Target integrasi platform SATUSEHAT pada 2023, lanjut Setiaji, berfokus pada seluruh wilayah Indonesia dengan target 30 ribu fasyankes atau 50% ֥ dari total secara kumulatif. “DTO telah melakukan lebih dari lima kali sosialisasi, Data teraknyit RS yang sudah terregistrasi di SATUSEHAT udah mencapai 70%. Tanggal 13 Desember 2023, menteri Kesehatan sudah mengeluarkan Surat Edaran tentang sanksi administrasi bagi Rumah Sakit yang belum menerapkan EMR, Tentunya sebelum teguran disampaikan ada pendataan terkait hambatan yang dialami oleh Rumah Sakit dalam menerapkan EMR, Setiaji mengharapkan hambatan yang dialami Rumah Sakit dalam implementasi EMR diinformasikan ke DTO Kemenkes, misalnya karena koneksi listrik atau internet. Walaupun idelanya hal itu sudah teratasi karena Rumah Sakit memiliki dana dari BPJS Kesehatan.”

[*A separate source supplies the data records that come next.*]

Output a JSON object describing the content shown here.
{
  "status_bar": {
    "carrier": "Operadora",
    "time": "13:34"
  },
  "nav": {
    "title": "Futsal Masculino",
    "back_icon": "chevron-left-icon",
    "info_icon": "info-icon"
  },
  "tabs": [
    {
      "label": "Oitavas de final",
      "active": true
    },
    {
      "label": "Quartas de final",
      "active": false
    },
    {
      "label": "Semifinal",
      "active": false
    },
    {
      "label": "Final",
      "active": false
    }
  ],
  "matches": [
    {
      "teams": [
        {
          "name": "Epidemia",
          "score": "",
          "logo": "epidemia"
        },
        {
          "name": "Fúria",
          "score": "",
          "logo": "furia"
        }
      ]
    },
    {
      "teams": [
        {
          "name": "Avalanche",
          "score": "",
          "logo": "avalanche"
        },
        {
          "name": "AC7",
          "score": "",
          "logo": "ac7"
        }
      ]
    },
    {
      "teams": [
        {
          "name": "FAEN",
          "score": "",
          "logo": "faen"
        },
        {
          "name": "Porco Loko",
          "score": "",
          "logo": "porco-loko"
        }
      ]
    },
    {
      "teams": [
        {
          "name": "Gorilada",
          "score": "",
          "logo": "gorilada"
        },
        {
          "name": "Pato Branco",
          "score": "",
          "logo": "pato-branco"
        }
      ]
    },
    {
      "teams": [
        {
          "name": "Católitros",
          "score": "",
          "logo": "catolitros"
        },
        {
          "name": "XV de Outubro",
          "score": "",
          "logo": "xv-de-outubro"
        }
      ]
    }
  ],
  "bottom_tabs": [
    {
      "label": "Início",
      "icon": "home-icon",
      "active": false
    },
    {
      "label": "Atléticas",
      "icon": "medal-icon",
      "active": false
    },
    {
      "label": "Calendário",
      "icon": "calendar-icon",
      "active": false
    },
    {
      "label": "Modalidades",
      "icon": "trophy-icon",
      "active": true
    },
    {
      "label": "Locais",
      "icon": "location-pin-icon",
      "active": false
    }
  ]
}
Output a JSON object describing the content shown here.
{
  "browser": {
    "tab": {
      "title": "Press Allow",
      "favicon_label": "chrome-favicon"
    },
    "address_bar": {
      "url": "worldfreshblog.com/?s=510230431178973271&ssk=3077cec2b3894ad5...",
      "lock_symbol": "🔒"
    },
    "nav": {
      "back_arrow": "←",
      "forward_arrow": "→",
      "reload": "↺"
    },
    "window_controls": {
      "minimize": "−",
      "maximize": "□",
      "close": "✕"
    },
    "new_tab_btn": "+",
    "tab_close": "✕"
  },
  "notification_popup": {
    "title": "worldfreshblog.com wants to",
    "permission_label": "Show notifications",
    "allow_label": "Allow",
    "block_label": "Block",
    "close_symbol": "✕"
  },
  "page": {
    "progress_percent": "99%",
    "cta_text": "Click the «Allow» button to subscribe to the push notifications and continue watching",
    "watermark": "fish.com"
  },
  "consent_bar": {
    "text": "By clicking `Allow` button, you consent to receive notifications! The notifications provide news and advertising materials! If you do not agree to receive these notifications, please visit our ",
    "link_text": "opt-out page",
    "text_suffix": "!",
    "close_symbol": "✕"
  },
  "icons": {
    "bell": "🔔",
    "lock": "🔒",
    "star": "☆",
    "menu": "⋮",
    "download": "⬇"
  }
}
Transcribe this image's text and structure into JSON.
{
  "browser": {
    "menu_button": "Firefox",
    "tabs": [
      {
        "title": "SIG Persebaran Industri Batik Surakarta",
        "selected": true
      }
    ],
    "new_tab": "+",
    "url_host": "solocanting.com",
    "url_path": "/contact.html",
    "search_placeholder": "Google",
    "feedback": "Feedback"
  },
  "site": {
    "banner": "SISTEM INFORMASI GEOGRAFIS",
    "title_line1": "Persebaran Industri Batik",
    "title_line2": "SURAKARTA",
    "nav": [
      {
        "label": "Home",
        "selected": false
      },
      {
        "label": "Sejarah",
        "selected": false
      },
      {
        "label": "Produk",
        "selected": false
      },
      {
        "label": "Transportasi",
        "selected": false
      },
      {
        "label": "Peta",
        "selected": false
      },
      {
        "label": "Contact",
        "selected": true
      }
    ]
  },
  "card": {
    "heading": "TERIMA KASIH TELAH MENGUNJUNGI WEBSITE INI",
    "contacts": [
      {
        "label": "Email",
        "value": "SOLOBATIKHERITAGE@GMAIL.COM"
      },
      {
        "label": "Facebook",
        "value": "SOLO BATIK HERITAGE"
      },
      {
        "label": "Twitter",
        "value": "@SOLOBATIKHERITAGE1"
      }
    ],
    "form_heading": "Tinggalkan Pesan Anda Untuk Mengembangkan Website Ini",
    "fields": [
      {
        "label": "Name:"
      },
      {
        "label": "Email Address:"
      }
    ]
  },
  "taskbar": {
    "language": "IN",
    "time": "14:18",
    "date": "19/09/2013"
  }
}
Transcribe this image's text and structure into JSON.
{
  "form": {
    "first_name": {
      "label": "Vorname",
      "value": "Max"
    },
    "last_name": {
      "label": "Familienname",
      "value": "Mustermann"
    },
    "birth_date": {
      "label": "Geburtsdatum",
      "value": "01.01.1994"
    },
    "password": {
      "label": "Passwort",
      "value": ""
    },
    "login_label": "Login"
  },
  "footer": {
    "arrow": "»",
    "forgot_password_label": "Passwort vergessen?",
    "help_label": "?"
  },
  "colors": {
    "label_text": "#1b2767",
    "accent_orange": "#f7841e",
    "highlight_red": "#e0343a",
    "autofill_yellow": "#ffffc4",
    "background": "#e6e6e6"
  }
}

Pada sesi paparan teknologi, Senior Manager Cloud Platform Oracle Indonesia Rivelino Hasugian menjelaskan tentang Healthcare Digital Transformation yang dikembangkan Oracle. Sistem yang juga melibatkan kecerdasan buatan yang dilandasi semangat untuk mempermudah pasien, misalnya dengan mudahnya mengisi data pasien yang pertama kali berobat ke Rumah Sakit. Berikutnya, dokter dapat menggunakan tekonologi perintah suara untuk mengakses rekam medis pasien sebelumnya serta mengetahui hasil pemeriksaan yang dilakukan perawat, misalnya tekanan darah, denyut nadi, suhu dan pernapasan.

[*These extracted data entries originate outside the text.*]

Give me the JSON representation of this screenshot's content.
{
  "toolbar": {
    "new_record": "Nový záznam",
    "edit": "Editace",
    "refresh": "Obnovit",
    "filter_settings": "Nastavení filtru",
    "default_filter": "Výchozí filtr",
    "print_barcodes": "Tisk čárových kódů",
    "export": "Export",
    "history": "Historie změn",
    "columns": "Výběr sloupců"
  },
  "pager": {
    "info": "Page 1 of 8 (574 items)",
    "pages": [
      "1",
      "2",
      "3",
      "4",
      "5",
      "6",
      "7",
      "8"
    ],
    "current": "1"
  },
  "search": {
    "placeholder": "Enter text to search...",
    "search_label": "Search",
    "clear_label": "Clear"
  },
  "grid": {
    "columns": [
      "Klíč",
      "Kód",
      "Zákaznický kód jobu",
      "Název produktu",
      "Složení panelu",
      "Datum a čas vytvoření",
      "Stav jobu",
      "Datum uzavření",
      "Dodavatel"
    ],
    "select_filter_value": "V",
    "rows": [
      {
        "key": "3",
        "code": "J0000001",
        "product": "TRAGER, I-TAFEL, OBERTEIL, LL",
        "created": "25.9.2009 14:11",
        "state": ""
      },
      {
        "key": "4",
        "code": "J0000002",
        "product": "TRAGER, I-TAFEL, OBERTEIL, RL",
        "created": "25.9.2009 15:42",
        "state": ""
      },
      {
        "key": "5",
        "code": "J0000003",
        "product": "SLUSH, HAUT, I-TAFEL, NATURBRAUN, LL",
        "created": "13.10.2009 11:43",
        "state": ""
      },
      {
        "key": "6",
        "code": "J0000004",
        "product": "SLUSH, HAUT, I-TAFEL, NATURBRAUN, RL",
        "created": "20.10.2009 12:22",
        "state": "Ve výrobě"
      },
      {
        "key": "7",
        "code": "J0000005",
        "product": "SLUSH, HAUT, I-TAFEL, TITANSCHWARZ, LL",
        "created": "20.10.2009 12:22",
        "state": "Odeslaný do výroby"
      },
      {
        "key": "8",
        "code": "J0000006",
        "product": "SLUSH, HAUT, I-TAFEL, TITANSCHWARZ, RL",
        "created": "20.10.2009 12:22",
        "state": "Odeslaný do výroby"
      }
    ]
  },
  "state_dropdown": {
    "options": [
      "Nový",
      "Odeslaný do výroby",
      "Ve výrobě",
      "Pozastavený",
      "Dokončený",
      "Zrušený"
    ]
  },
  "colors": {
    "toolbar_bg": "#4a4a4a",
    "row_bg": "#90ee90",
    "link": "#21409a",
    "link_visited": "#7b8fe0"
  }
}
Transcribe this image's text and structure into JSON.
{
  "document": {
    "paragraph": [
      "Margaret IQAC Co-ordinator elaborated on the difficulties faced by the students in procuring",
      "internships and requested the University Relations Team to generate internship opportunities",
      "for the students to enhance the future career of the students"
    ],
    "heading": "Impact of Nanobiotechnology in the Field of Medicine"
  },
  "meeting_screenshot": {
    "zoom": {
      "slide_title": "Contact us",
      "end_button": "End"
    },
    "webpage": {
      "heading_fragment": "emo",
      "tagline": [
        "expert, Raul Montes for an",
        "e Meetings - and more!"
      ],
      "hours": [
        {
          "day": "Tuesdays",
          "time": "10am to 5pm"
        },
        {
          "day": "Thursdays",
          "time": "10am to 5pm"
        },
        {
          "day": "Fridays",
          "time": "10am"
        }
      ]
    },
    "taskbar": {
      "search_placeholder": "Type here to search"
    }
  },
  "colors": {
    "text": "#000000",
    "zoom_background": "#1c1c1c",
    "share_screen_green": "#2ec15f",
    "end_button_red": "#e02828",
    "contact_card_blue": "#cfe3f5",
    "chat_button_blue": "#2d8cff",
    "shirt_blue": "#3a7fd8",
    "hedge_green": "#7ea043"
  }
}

“Oracle terbuka untuk berkomunikasi dengan masing-masing Rumah Sakit, untuk mengetahui solusi yang bisa diterapkan. Teknologi data yang diterapkan bisa beragam, termasuk komputasi awan. Khusus untuk penyimpanan di komputasi awan ini memang paling kami rekomendasikan karena setiap ada teknologi baru yang akan dimasukkan dalam sistem Rumah Sakit, akan dengan mudah dilakukan. Kami sendiri akan membawa teknologi komputasi awan milik Oracle ke Indonesia pada pertengahan 2024 sehingga bisa memenuhi kebutuhan aturan yang menyebutkan data kesehatan tidak boleh disimpan di luar Indonesia,” kata Rivelino.

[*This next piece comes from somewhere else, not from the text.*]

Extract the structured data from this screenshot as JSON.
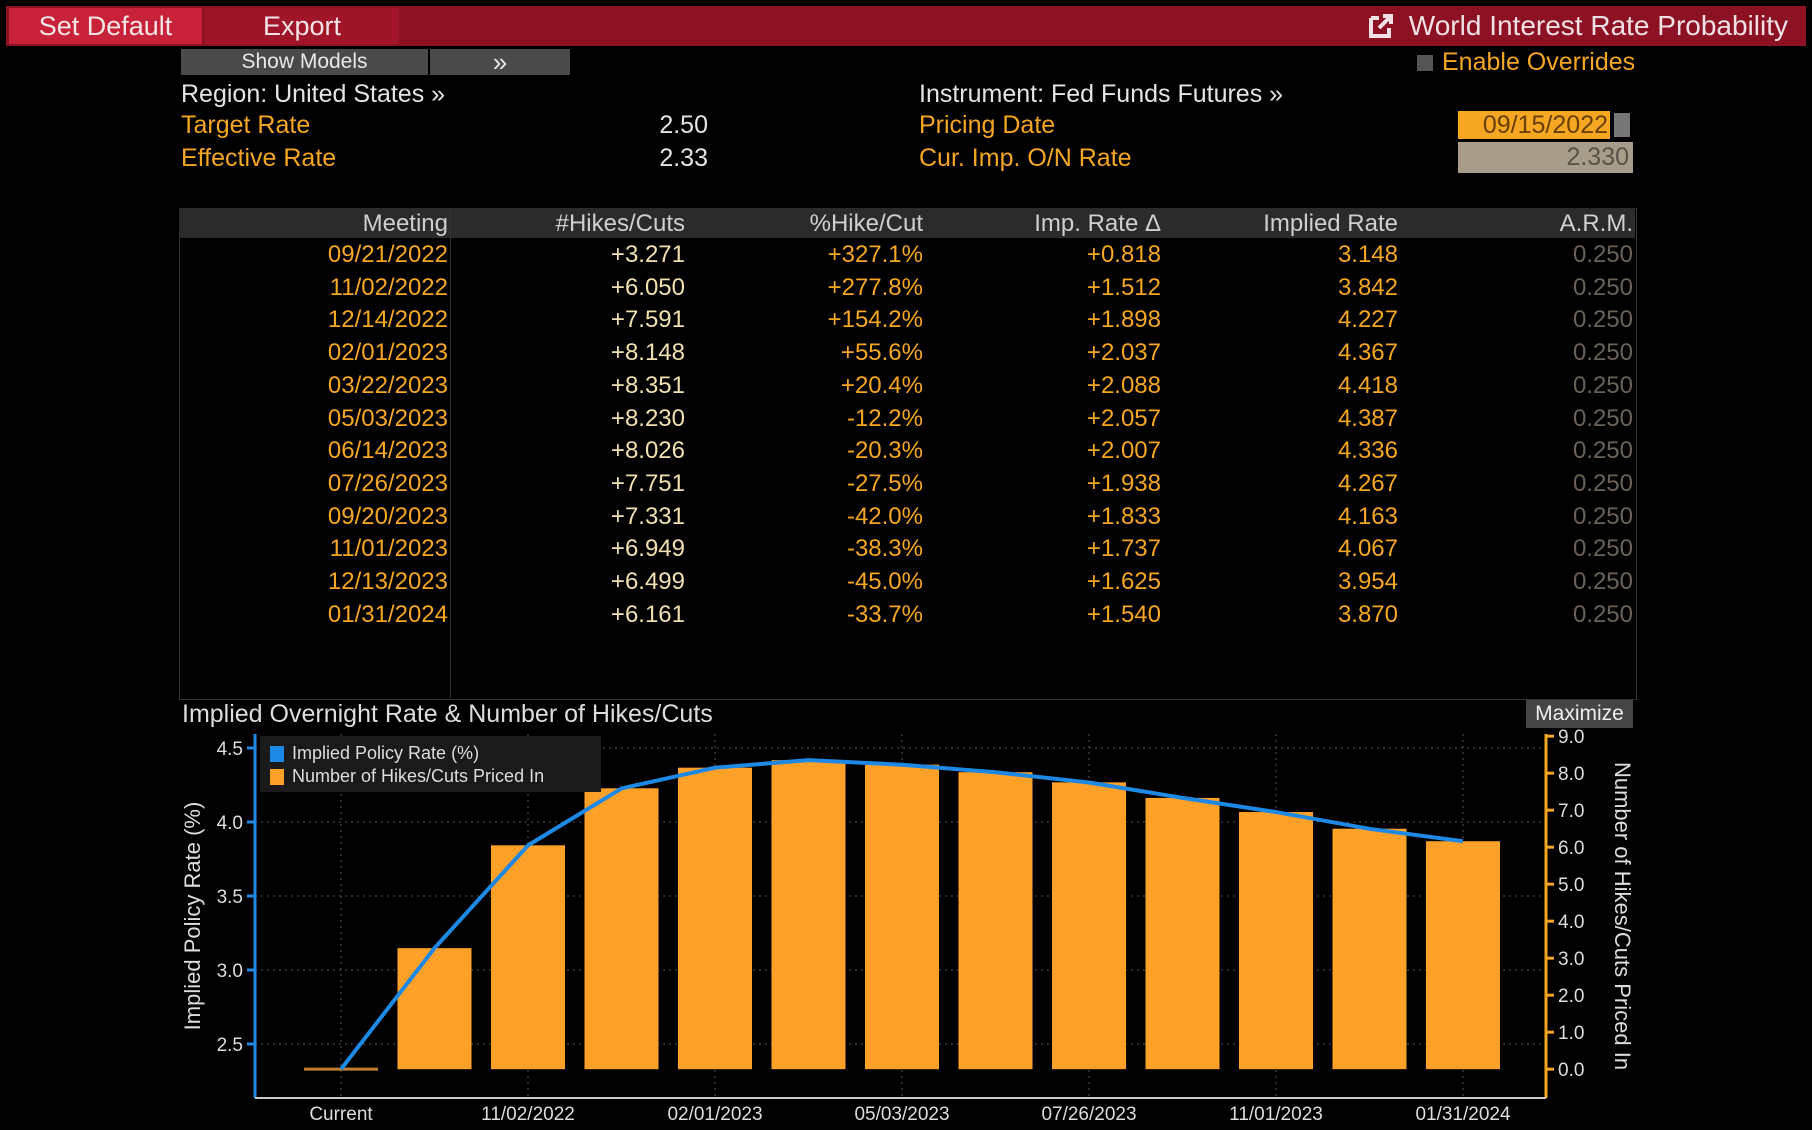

Webinar kali ini diikuti 316 peserta melalui Zoom dan rekamannya dapat disaksikan dalam YouTube Persi Pusat. Ke depan, PT ISM PERSI akan terus melakukan berbagai program sosialisasi dan dukungan lainnya untuk Rumah Sakit bekerja sama dengan berbagai pihak. (IZn – persi,or,id)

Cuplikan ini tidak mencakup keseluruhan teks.